Camila: Alô, dona Sonia?
Sonia: Oi.
Camila: É Camila. É que eu liguei pra senhora, falei daquela minha amiga. Lembra?
Sonia: Lembro, querida.
Camila: Deixa eu te falar. Ela fez uma ultra. E pelas contas do médico, ela tá com mais ou menos 14 semanas.
Sonia: Tá. Ela mora onde, Camila?
Camila: Ela mora em São Gonçalo, aqui perto de mim.
Sonia: Tá. Esse tempo aí, querida, tá na faixa de R$ 1,8 mil.
Camila: R$ 1,8 mil?
Sonia: É. Tá bem adiantado, né?
Camila: Então tá. Por volta de R$ 1,8 mil… Você não consegue nem um desconto?
Sonia: Arruma R$ 1,5 mil que eu dou um jeito aqui, tá?
Camila: Tá bom. Mas essa semana vocês vão abrir todos os dias?
Sonia: Vai.
Camila: Tá. É que eu tenho que resolver essa semana ainda.
Sonia: Tá bom.
Camila: Obrigada.
Sonia: De nada.

Um dos chefes da quadrilha, segundo a polícia, é o médico Aloísio Soares Guimarães. Ele atuava em uma clínica em Copacabana. De acordo com o inquérito, a primeira anotação dele pelo crime de aborto data de 1972. Em uma conversa gravada com autorização judicial entre o médico e uma mulher que integrava a quadrilha, ele diz que sua principal arma para continuar no esquema clandestino é o dinheiro para pagar bons advogados.

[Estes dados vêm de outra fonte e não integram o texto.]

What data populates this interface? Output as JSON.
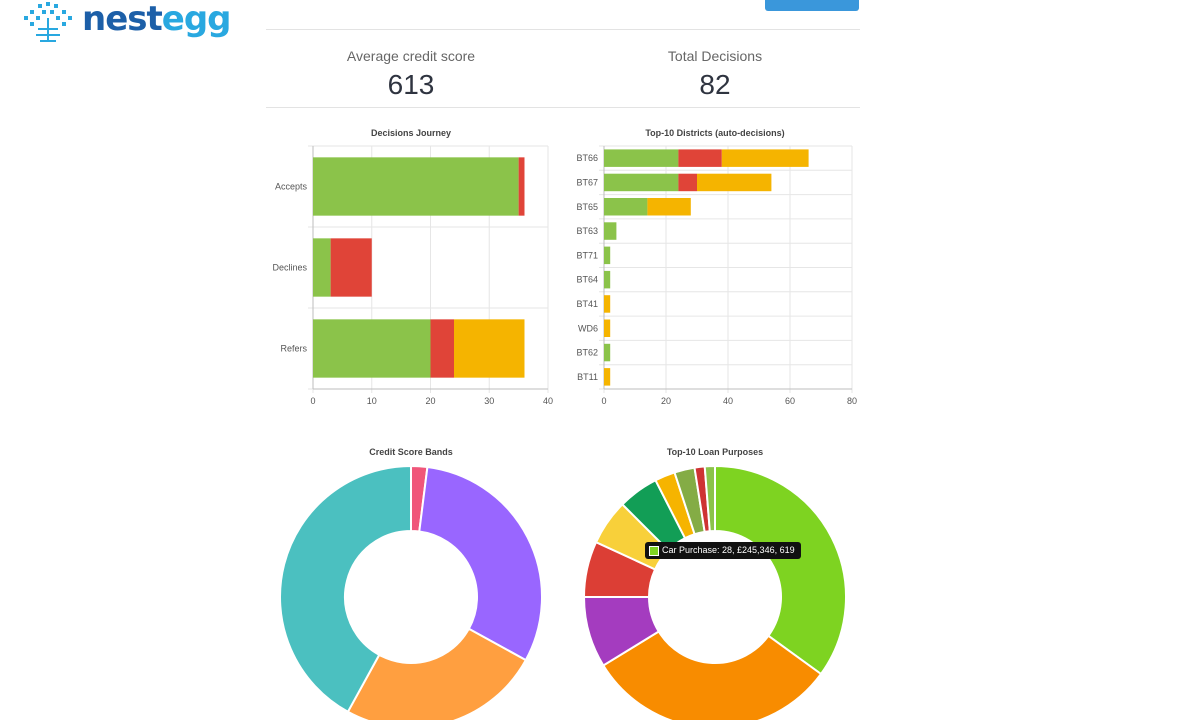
{
  "header": {
    "logo_part1": "nest",
    "logo_part2": "egg"
  },
  "stats": [
    {
      "label": "Average credit score",
      "value": "613"
    },
    {
      "label": "Total Decisions",
      "value": "82"
    }
  ],
  "tooltip": {
    "text": "Car Purchase: 28, £245,346, 619"
  },
  "colors": {
    "accept": "#8bc34a",
    "decline": "#e04438",
    "refer": "#f5b400",
    "brand_dark": "#1c5fa8",
    "brand_light": "#29a8e0"
  },
  "chart_data": [
    {
      "type": "bar",
      "orientation": "horizontal",
      "stacked": true,
      "title": "Decisions Journey",
      "categories": [
        "Accepts",
        "Declines",
        "Refers"
      ],
      "series": [
        {
          "values": [
            35,
            3,
            20
          ],
          "color": "#8bc34a"
        },
        {
          "values": [
            1,
            7,
            4
          ],
          "color": "#e04438"
        },
        {
          "values": [
            0,
            0,
            12
          ],
          "color": "#f5b400"
        }
      ],
      "xlim": [
        0,
        40
      ],
      "xticks": [
        0,
        10,
        20,
        30,
        40
      ],
      "grid": true
    },
    {
      "type": "bar",
      "orientation": "horizontal",
      "stacked": true,
      "title": "Top-10 Districts (auto-decisions)",
      "categories": [
        "BT66",
        "BT67",
        "BT65",
        "BT63",
        "BT71",
        "BT64",
        "BT41",
        "WD6",
        "BT62",
        "BT11"
      ],
      "series": [
        {
          "values": [
            24,
            24,
            14,
            4,
            2,
            2,
            0,
            0,
            2,
            0
          ],
          "color": "#8bc34a"
        },
        {
          "values": [
            14,
            6,
            0,
            0,
            0,
            0,
            0,
            0,
            0,
            0
          ],
          "color": "#e04438"
        },
        {
          "values": [
            28,
            24,
            14,
            0,
            0,
            0,
            2,
            2,
            0,
            2
          ],
          "color": "#f5b400"
        }
      ],
      "xlim": [
        0,
        80
      ],
      "xticks": [
        0,
        20,
        40,
        60,
        80
      ],
      "grid": true
    },
    {
      "type": "pie",
      "donut": true,
      "title": "Credit Score Bands",
      "values": [
        2,
        31,
        25,
        42
      ],
      "colors": [
        "#f0567a",
        "#9966ff",
        "#ff9f40",
        "#4bc0c0"
      ]
    },
    {
      "type": "pie",
      "donut": true,
      "title": "Top-10 Loan Purposes",
      "values": [
        28,
        25,
        7,
        5.5,
        4.5,
        4,
        2,
        2,
        1,
        1
      ],
      "colors": [
        "#7ed321",
        "#f88c00",
        "#a43cbf",
        "#dc3e35",
        "#f8d03a",
        "#129e56",
        "#f6b400",
        "#84ac45",
        "#ce3333",
        "#8bc34a"
      ]
    }
  ]
}
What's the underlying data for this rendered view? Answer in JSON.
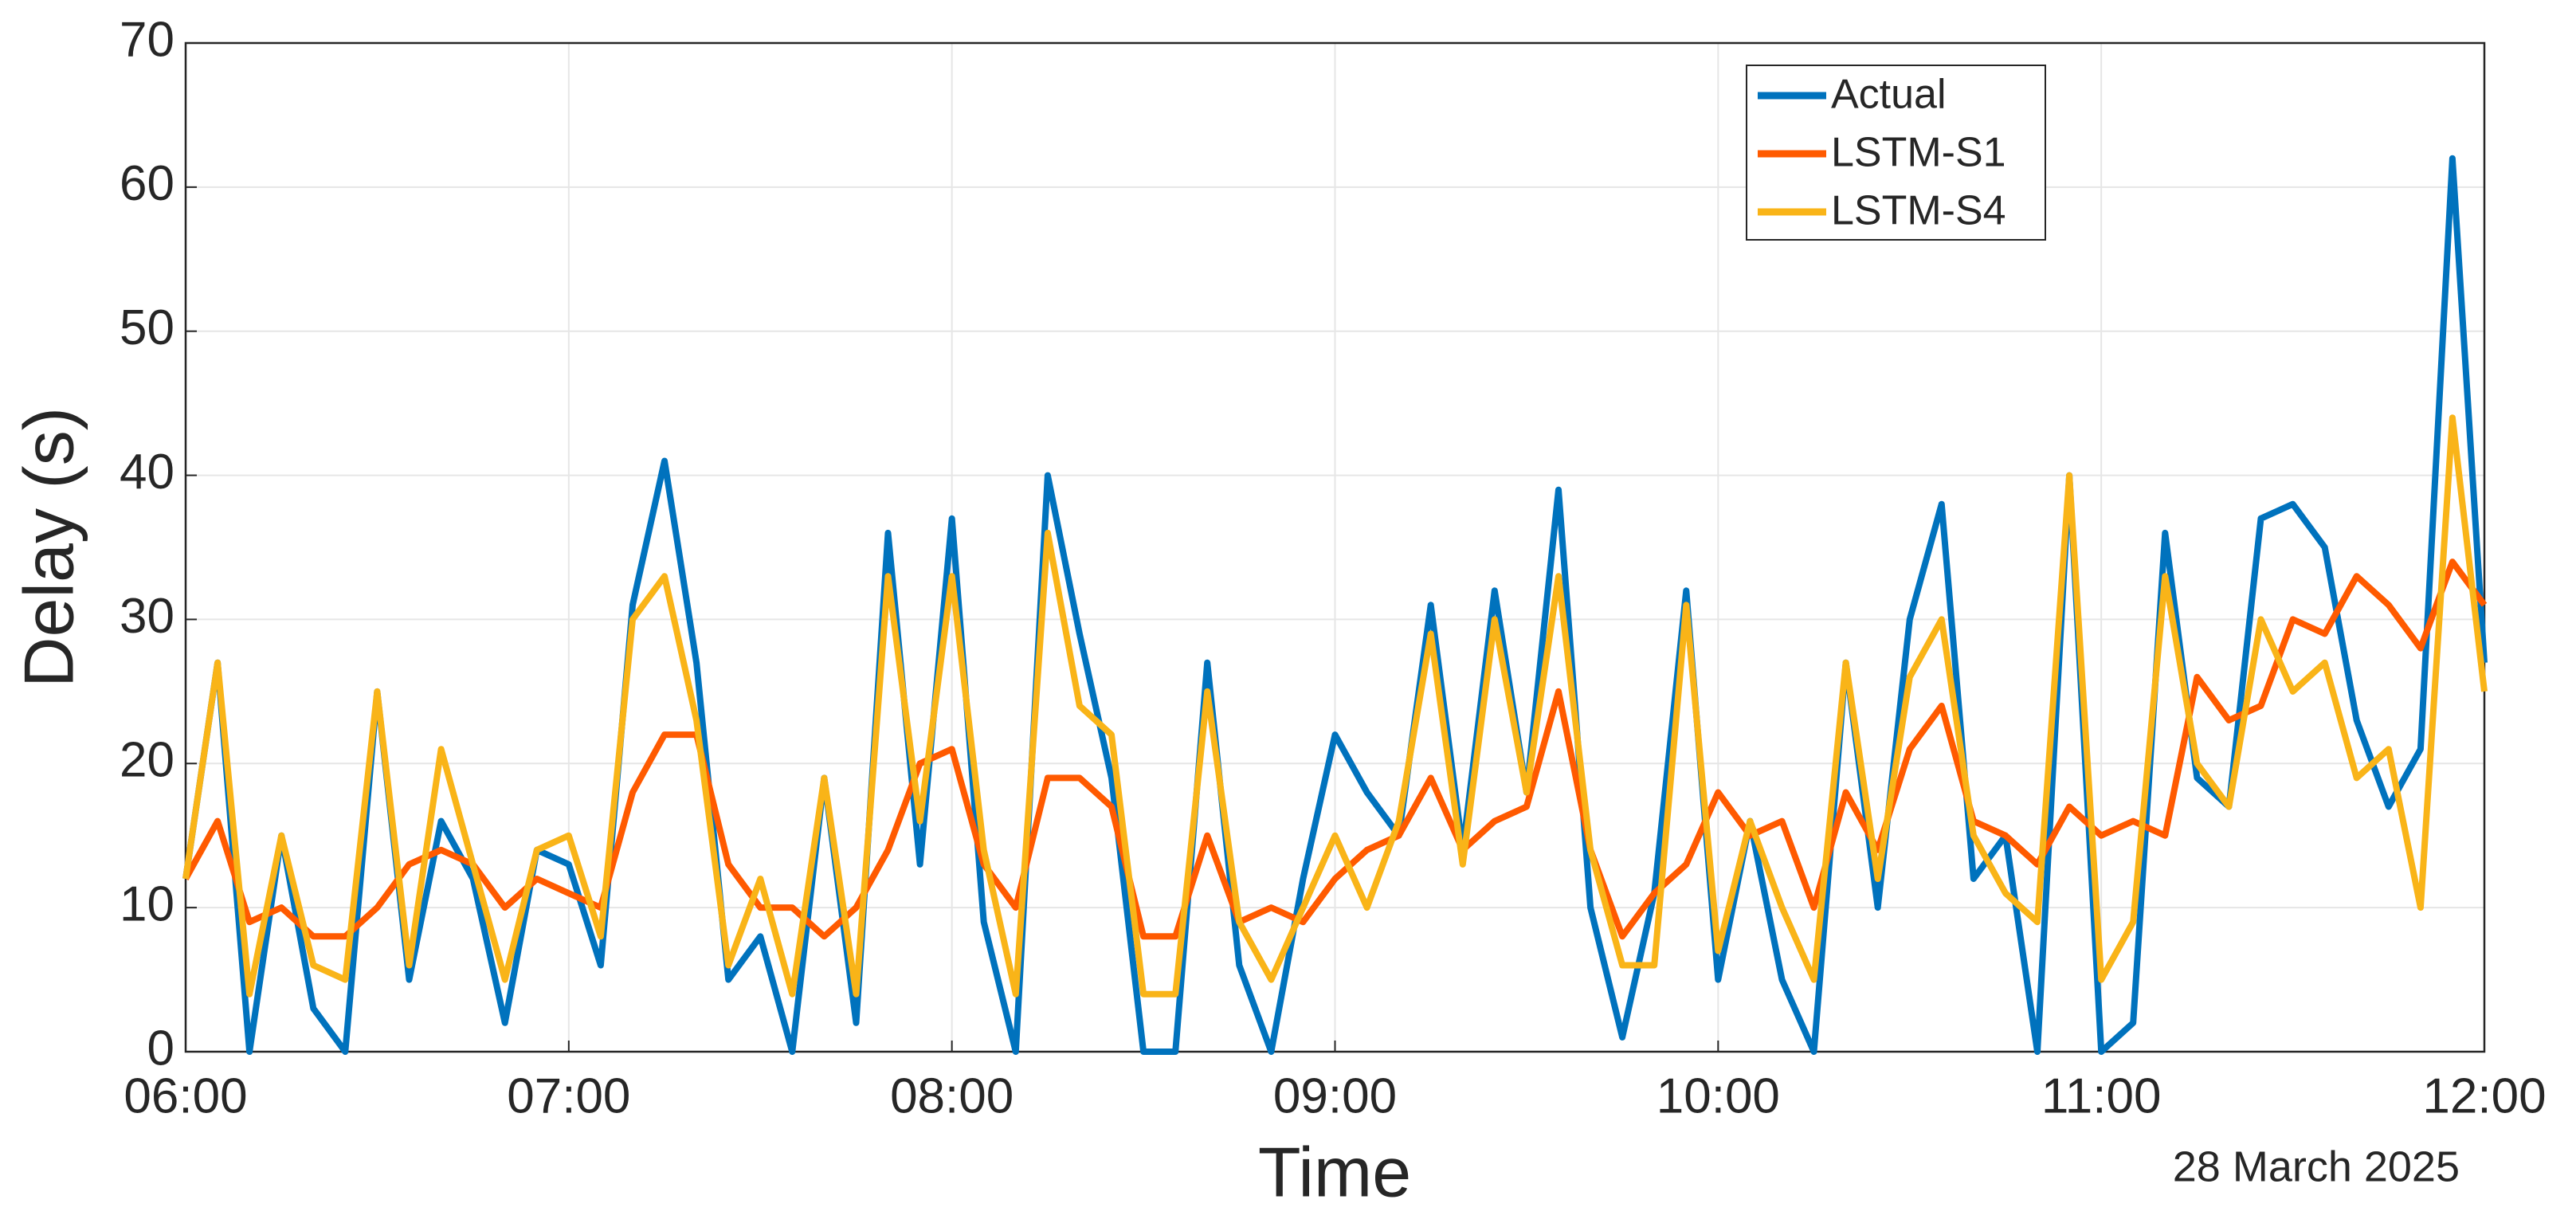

Dr. Aloísio: A principal arma que nós temos é o dinheiro.
Neusa: É.
Dr. Aloísio: Eu posso pagar um advogado bom. Esse Renato é bom porque ele tem uma turma de advogados, entendeu?
Neusa: É.
Dr. Aloísio: Eu tenho que trabalhar junto com advogado. Eu ligo para lá. Ele está lá, eu posso trabalhar. Se não eu não vou trabalhar. Só com advogado. Tem que ficar atento. Qualquer coisa eu chamo ele.
Neusa: É claro.
Dr. Aloísio: Segunda, segurança nossa: o celular seu no seu corpo, o meu no meu corpo. E ficar de olho na televisão. É f***** todo mundo. E não tenha medo. Ninguém está acima da lei.
Neusa: É.
Dr. Aloísio: Ninguém pode entrar ali na raça.

Outra médica considerada como uma das chefes do esquema, Ana Maria Barbosa, foi presa em casa, em uma cobertura em um condomínio de luxo na Barra da Tijuca, zona oeste da capital fluminense. No local, foram apreendidos cerca de R$ 3 mil em espécie, além de quatro carros: um Mercedes, um Audi, uma picape Nissan e um Livina. Segundo a polícia, o Ministério Público a denunciou em 2001 por ter feito mais de seis mil abortos. A médica trabalhava em uma clínica clandestina em Bonsucesso, na zona norte da cidade.

“Os senhores não estão diante de médicos. Os senhores estão diante de açougueiros humanos. Eles matam como se estivessem matando um bezerro. Essa é a visão dessas pessoas”, afirmou o delegado Glaudiston Galeano, da corregedoria da Polícia Civil do Rio.

Os indiciados vão responder pelos crimes de aborto, formação de quadrilha armada, corrupção ativa e passiva, prevaricação, associação para o tráfico de drogas e, em alguns casos, exercício ilegal da medicina.